DEATH.
[DEATH.
BIRDS OF PREY.—(THE RAPTORES). ]
It was one of my saddest hours when, seeking in nature a refuge from the thoughts of the age, I for the first time encountered the head of the viper. This occurred in a valuable museum of anatomical imitations. The head, marvellously imitated and enormously enlarged, so as to remind one of the tiger's and the jaguar's, exposed in its horrible form a something still more horrible. You seized at once the delicate, infinite, fearfully prescient precautions by which the deadly machine is so potently armed. Not only is it provided with numerous keen-edged teeth; not only are these teeth supplied with an ingenious reservoir of poison which slays immediately; but their extreme fineness, which renders them liable to fracture, is compensated by an advantage that perhaps no other animal possesses; namely, a magazine of supernumerary teeth, to supply at need the place of any accidentally broken. Oh, what provision for killing! What precautions that the victim shall not escape! What love for this horrible creature! I stood by it scandalized, if I may so speak, and with a sick soul. Nature, the great mother, by whose side I had taken refuge, shocked me with a maternity so cruelly impartial.
Gloomily I walked away, bearing on my heart a darker shadow than rested on the day itself, one of the sternest in winter. I had come forth like a child; I returned home like an orphan, feeling the notion of a Providence dying away within me.

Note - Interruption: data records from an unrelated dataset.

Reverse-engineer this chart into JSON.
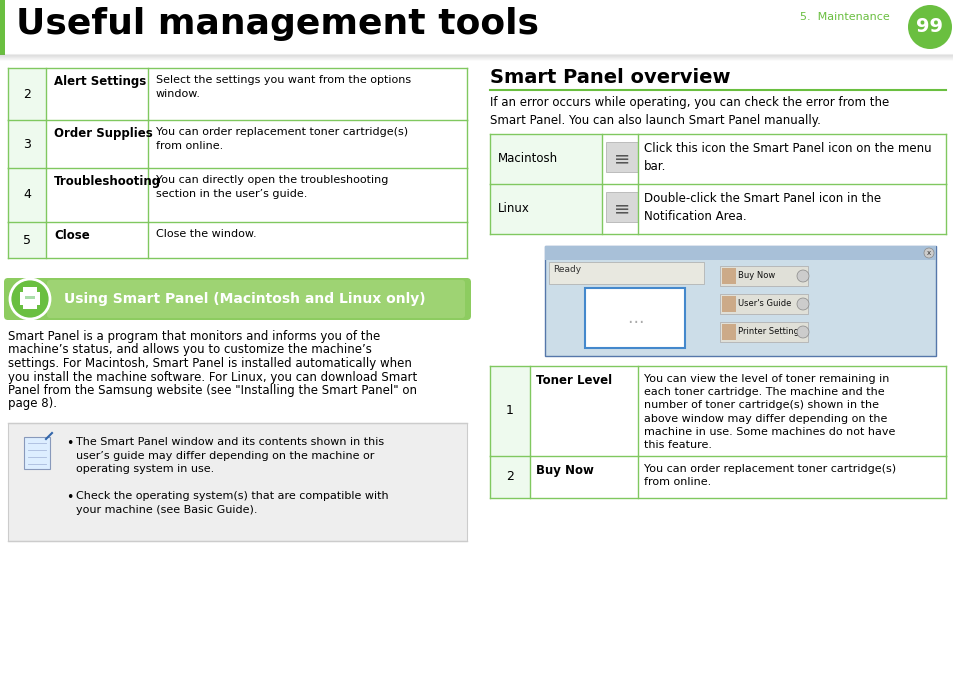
{
  "title": "Useful management tools",
  "page_number": "99",
  "chapter": "5.  Maintenance",
  "green": "#6abf40",
  "table_border": "#80c860",
  "left_col_bg": "#eefaee",
  "rows_left": [
    {
      "num": "2",
      "label": "Alert Settings",
      "desc": "Select the settings you want from the options\nwindow."
    },
    {
      "num": "3",
      "label": "Order Supplies",
      "desc": "You can order replacement toner cartridge(s)\nfrom online."
    },
    {
      "num": "4",
      "label": "Troubleshooting",
      "desc": "You can directly open the troubleshooting\nsection in the user’s guide."
    },
    {
      "num": "5",
      "label": "Close",
      "desc": "Close the window."
    }
  ],
  "banner_text": "Using Smart Panel (Macintosh and Linux only)",
  "body_lines": [
    "Smart Panel is a program that monitors and informs you of the",
    "machine’s status, and allows you to customize the machine’s",
    "settings. For Macintosh, Smart Panel is installed automatically when",
    "you install the machine software. For Linux, you can download Smart",
    "Panel from the Samsung website (see \"Installing the Smart Panel\" on",
    "page 8)."
  ],
  "note_bullets": [
    "The Smart Panel window and its contents shown in this\nuser’s guide may differ depending on the machine or\noperating system in use.",
    "Check the operating system(s) that are compatible with\nyour machine (see Basic Guide)."
  ],
  "right_title": "Smart Panel overview",
  "right_intro": "If an error occurs while operating, you can check the error from the\nSmart Panel. You can also launch Smart Panel manually.",
  "os_rows": [
    {
      "label": "Macintosh",
      "desc": "Click this icon the Smart Panel icon on the menu\nbar."
    },
    {
      "label": "Linux",
      "desc": "Double-click the Smart Panel icon in the\nNotification Area."
    }
  ],
  "bottom_rows": [
    {
      "num": "1",
      "label": "Toner Level",
      "desc": "You can view the level of toner remaining in\neach toner cartridge. The machine and the\nnumber of toner cartridge(s) shown in the\nabove window may differ depending on the\nmachine in use. Some machines do not have\nthis feature."
    },
    {
      "num": "2",
      "label": "Buy Now",
      "desc": "You can order replacement toner cartridge(s)\nfrom online."
    }
  ],
  "screenshot": {
    "ready_text": "Ready",
    "buttons": [
      "Buy Now",
      "User's Guide",
      "Printer Setting"
    ]
  }
}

Our impressions are not less painful when we see in our galleries the endless series of birds of prey, prowlers by day and night, frightful masks of birds, phantoms which terrify the day itself. One is powerfully affected by observing their cruel weapons; I do not refer to those terrible beaks which kill with a blow, but those talons, those sharpened saws, those instruments of torture which fix the shuddering prey, protract the last keen pangs and the agony of suffering.